Well, sure - but I think the whole idea of treating cryptography as a form of a 'trust chain' as silly - and especially silly when you're burning resources to build that 'trust'.
Mathematics in this case are being used as a stand-in for an objective basis for trust. And I've worked in several jobs where cryptography was used to secure secrets worth lots of money before - I know where this logic comes from.
But that's not trust. What they're building is not trust - it's a backwards placeholder for trust, built on top of a market system that manufactures fake trust as a matter of course.
None of this is new - the founders of the US at least had to deal with these same issues at the start of this nation at least - these debates and the tools of these arguments are not new at all.
Cryptocurrency is essentially an extension of the idea of a gold standard - in this case, using enough electricity to be worth sort of the value of gold, to be the basis of trust.
But that's a band-aid fix to pretend like you're building real shared trust - a weird kind of trust that never demands trustworthy actions on the part of those participating.

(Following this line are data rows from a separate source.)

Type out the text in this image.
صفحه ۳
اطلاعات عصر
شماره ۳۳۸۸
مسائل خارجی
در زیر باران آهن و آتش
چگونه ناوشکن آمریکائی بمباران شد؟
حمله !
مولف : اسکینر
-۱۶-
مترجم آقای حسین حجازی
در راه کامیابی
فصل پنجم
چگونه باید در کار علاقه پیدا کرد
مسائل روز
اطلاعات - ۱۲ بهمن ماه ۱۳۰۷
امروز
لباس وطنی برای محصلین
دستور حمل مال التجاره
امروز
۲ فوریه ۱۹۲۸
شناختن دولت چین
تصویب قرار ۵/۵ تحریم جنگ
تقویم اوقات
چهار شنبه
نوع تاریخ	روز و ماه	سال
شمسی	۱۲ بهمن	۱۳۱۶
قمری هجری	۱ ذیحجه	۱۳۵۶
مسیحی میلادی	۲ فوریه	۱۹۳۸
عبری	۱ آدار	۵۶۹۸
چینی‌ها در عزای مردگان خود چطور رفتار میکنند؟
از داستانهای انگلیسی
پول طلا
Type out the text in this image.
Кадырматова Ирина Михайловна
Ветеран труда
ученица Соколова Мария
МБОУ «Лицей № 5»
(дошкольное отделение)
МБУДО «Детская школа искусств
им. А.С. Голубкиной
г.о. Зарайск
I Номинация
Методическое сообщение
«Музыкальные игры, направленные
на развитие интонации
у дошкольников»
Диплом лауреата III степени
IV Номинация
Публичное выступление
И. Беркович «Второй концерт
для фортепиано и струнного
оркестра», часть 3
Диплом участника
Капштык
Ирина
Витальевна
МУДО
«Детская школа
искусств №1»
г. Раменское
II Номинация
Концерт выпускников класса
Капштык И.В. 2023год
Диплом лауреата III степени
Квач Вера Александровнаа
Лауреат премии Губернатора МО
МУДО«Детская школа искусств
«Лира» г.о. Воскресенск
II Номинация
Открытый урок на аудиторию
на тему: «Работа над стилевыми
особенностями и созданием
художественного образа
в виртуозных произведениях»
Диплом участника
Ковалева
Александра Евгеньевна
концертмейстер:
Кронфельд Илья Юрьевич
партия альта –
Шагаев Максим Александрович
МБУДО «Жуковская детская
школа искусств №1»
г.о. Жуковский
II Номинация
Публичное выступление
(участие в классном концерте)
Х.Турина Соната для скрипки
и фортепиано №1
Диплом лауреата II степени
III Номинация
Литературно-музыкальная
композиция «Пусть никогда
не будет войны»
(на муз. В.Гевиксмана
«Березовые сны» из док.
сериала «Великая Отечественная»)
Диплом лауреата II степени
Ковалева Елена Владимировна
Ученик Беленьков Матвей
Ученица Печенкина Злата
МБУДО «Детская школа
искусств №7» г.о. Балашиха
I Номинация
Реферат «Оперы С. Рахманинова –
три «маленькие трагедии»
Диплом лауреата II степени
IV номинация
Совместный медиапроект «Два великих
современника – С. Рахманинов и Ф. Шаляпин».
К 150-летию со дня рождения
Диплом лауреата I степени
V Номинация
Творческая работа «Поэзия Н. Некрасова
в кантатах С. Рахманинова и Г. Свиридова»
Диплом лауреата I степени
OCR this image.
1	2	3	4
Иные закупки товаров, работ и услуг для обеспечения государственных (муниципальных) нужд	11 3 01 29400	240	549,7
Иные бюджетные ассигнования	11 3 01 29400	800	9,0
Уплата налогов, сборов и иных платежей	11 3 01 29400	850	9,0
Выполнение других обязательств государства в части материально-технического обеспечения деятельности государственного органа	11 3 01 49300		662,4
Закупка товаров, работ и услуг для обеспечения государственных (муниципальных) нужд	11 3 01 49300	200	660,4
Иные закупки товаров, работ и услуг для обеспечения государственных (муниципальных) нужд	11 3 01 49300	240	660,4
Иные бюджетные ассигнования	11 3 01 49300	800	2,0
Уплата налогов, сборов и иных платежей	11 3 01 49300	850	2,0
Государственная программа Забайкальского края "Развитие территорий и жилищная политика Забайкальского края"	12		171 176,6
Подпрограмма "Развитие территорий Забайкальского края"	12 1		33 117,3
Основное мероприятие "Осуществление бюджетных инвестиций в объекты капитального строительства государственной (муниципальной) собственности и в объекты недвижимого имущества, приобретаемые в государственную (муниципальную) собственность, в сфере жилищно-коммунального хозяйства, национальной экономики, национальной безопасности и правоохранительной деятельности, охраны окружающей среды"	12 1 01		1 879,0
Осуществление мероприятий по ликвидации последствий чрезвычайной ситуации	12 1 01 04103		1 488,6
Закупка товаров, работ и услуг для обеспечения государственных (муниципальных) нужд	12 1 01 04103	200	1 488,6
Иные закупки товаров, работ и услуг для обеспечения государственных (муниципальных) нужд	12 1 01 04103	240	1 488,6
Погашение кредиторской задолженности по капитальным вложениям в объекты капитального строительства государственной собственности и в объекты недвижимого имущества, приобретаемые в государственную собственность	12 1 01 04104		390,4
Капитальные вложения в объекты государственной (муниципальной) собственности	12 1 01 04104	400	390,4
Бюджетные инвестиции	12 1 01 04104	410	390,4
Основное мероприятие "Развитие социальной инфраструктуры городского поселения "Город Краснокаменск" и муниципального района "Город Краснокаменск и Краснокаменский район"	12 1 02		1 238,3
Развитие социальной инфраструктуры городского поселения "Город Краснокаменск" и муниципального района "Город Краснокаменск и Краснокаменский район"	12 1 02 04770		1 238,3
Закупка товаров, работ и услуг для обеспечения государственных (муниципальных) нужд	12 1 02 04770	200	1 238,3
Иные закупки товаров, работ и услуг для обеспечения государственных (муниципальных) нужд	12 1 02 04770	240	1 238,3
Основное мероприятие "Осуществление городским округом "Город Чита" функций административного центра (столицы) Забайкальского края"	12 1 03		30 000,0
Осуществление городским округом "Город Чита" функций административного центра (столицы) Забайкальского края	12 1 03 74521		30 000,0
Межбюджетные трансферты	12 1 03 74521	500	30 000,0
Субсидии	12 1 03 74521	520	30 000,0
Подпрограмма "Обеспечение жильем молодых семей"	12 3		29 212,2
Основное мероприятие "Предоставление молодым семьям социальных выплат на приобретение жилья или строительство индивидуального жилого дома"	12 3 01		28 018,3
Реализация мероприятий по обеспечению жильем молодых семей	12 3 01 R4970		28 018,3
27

No - it's trusting a made-up inherent value in place of that.
It's expecting that since something is rare, or requires noteworthy sacrifice, or is a bit more popular than a large set of other options - that is is trustworthy.
Which is exactly why I call it fake trust, or a placeholder for trust.
Doge is properly mocking more than a bit of that.
But yeah - it's still wasting a ton of electricity as part of that - and I certainly don't invest in it - but it's a worthwhile example of the set it is mocking - of why they all are absurd.
The larger thing worth mocking is how much shared effort we as a culture put into proposing definitions of value, then going in endless circles sacrificing things to better fit into those definitions, before some crash happens and we redefine value. There's tons of other ideals we all live for - but we're so often willing to see people starve amidst the wealthy for the sake of the ideals of currency and value.
It's kind of a repeating problem - we do need trade systems, and there is real purpose behind such value - but not at the exclusion of so many other crucially important things, like people's lives, and our own shared environment and welfare.
If we're missing anything about the classic debates of the founders of the US now - it's the side arguing for the inherent value of man above monetary value.